Monday, February 22, 2010

The Writer's Life: Thinking About Linda Bierds Again

The train image! I can't stop thinking about it ... A few posts ago I wrote about Linda Bierd's Saturday workshop at Richard Hugo House on the subject of what to do when your poems get stuck. What was most interesting to me was her way of describing the architecture of a poem. Besides the single stanza poem, or monostrophe, we also discussed the section poem. Unlike the monostrophe which whispers to the reader, "Reader take a deep breath, and then dive right in," the section poem states, "Reader, leave and come back; leave and come back." The imagery is elevated to symbolism and invites the reader to linger here, linger here. And then she said this:

You're in a dark field--- and a train is passing by very, very slowly; and you see each window as discreet - one cinematic frame followed by another. The pace is slower than a train would actually be. It is only after the whole train passes you by that you see the connections and make the windows connect to a whole.

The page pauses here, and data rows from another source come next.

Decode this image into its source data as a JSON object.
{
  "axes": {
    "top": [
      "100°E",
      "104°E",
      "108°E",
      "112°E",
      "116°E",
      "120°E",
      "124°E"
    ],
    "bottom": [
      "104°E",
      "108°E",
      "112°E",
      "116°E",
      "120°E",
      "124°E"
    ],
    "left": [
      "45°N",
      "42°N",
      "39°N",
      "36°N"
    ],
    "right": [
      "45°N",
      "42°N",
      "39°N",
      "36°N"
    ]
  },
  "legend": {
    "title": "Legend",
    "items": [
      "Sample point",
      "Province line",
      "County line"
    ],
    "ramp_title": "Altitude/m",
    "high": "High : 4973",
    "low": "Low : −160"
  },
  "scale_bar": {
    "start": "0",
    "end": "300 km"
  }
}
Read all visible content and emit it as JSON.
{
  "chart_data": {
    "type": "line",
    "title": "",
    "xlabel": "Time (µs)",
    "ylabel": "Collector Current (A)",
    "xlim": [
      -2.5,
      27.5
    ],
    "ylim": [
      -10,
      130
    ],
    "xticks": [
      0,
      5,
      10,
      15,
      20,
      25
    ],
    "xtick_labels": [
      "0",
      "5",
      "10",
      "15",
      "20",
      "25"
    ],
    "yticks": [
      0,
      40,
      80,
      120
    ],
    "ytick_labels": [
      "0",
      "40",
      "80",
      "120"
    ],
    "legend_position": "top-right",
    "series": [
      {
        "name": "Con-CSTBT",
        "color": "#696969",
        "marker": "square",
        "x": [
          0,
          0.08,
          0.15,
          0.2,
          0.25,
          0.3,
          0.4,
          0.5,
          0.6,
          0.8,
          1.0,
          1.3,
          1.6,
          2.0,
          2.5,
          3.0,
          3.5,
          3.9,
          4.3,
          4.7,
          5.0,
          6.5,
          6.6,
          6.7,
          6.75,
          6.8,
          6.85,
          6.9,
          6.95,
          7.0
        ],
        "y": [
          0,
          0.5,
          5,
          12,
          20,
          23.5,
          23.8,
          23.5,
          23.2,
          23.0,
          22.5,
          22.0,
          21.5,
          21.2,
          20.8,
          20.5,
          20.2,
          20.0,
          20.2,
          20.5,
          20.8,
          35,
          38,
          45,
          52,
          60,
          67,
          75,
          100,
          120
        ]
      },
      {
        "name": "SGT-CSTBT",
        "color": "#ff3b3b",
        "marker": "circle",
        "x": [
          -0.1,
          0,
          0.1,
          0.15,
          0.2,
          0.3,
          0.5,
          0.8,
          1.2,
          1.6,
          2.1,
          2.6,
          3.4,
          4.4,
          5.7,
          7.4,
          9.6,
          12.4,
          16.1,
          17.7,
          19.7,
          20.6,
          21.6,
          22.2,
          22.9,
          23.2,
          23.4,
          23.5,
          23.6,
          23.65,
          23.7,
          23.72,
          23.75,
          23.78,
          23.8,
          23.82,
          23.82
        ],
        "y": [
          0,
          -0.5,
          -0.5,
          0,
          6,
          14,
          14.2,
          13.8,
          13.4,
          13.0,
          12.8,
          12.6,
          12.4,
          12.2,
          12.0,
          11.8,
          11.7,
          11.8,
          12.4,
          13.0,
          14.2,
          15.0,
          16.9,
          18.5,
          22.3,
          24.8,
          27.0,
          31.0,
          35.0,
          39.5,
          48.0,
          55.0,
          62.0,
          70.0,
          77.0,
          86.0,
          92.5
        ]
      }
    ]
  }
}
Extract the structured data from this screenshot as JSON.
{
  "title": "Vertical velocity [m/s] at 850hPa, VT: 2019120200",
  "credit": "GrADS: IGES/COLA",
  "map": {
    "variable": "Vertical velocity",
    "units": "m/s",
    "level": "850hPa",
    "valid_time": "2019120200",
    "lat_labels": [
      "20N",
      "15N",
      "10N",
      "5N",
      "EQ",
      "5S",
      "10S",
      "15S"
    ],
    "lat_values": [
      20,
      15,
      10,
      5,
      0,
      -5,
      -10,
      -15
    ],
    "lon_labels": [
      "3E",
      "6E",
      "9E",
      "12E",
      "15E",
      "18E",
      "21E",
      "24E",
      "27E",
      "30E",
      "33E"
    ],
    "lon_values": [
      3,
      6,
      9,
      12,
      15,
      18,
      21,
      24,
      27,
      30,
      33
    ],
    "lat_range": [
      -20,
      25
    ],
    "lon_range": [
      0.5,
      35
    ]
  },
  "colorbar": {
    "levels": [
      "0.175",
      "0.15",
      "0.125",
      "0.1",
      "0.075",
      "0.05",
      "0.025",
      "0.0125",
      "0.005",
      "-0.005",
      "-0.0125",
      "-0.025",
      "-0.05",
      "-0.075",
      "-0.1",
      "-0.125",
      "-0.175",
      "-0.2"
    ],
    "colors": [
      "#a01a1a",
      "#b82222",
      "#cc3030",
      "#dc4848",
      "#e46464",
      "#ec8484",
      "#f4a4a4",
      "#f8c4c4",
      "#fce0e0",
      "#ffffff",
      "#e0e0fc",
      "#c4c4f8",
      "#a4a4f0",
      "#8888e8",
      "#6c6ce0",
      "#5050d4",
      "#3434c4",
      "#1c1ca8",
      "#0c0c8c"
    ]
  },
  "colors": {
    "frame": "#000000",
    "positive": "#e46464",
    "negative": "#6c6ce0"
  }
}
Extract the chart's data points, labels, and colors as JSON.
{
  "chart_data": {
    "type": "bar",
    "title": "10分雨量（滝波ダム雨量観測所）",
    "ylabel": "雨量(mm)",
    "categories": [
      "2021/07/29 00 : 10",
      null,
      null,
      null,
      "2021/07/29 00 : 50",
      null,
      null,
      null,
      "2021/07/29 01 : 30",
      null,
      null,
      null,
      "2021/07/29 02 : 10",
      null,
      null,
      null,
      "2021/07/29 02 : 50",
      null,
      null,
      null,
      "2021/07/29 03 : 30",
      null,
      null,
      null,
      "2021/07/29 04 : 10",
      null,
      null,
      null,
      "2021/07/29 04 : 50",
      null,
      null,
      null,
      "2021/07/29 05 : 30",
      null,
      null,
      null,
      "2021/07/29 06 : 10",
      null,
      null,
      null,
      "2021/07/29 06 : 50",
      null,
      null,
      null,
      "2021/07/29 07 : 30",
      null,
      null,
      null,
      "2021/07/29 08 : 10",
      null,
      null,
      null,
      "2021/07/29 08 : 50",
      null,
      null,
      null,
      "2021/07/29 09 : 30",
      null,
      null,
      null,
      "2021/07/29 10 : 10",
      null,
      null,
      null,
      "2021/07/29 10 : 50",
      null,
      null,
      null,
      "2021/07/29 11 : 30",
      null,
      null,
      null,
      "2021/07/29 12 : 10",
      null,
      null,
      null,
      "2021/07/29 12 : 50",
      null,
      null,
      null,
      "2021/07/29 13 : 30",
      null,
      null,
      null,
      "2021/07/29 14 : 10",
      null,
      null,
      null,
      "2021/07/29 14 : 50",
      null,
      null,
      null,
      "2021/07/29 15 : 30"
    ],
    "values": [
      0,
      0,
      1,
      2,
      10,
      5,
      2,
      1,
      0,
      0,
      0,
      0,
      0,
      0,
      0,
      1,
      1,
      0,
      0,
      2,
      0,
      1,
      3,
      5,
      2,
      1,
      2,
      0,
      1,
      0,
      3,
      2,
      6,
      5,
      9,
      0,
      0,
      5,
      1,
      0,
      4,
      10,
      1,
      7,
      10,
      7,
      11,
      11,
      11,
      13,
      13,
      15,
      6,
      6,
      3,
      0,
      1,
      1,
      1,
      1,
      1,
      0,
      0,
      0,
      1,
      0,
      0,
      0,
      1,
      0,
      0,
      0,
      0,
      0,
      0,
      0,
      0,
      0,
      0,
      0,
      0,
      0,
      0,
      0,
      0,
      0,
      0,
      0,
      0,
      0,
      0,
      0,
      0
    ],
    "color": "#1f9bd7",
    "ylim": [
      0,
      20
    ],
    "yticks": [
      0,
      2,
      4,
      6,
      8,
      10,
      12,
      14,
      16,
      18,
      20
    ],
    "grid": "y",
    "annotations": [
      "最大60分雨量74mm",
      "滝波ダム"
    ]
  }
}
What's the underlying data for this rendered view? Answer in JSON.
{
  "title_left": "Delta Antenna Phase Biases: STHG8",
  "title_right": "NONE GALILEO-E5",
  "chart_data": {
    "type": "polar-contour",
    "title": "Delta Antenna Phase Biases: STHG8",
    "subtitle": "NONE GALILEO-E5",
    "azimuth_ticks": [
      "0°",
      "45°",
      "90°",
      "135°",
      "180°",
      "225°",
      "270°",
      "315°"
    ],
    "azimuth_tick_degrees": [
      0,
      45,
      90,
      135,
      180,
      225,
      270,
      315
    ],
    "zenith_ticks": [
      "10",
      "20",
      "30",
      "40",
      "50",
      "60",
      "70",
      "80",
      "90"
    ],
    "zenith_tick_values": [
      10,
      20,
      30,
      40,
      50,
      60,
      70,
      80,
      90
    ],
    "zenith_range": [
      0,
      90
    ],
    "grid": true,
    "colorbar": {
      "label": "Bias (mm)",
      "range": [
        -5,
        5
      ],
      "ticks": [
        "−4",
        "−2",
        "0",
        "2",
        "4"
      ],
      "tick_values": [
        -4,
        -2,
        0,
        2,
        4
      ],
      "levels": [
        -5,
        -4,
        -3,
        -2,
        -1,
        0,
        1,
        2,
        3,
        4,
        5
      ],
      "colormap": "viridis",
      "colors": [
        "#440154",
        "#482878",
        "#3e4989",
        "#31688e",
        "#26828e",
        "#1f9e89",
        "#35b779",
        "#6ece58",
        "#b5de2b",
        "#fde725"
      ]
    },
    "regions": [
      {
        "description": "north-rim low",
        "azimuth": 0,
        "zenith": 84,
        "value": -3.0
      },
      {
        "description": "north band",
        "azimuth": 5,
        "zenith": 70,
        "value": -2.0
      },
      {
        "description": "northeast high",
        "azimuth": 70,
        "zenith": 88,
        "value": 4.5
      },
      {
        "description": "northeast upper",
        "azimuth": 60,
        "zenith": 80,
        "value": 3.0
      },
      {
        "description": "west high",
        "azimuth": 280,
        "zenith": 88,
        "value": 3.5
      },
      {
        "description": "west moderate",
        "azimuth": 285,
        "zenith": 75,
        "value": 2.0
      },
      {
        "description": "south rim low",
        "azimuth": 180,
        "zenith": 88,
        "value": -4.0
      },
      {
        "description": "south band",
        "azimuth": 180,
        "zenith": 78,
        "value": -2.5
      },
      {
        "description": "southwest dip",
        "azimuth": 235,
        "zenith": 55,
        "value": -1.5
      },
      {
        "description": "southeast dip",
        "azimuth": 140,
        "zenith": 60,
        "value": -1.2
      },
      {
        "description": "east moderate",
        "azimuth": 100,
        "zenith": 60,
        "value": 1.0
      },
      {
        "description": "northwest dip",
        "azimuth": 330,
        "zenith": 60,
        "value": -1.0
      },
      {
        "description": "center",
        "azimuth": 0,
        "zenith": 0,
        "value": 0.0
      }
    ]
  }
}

You're off the hook for any kind of transition. You can shift everything. Change where the camera's eye is - move from extreme close-up to high angle shot.

As someone who teaches film, I loved this cinematic metaphor for the section poem -- which I often write and then feel a little guilty about. It seems easier to write with this much freedom. On the other hand, that freedom leads to greater expectations for myself. The train image will stay with me --- especially since I also seem to write about trains.

Do others have a preference for the section poem? I think of the book, The Soul Out of Nothing, by Oleanna Katiyak Davis as  doing amazing acrobatics with the form. It seems a structure that allows for endless inventions and delights.

2 comments:

  1. Wonderful quote from Linda, Susan!

    One of her books was on photography, so it doesn't surprise me that she uses that language to also discuss poetry.

    I'm so glad you enjoyed your class.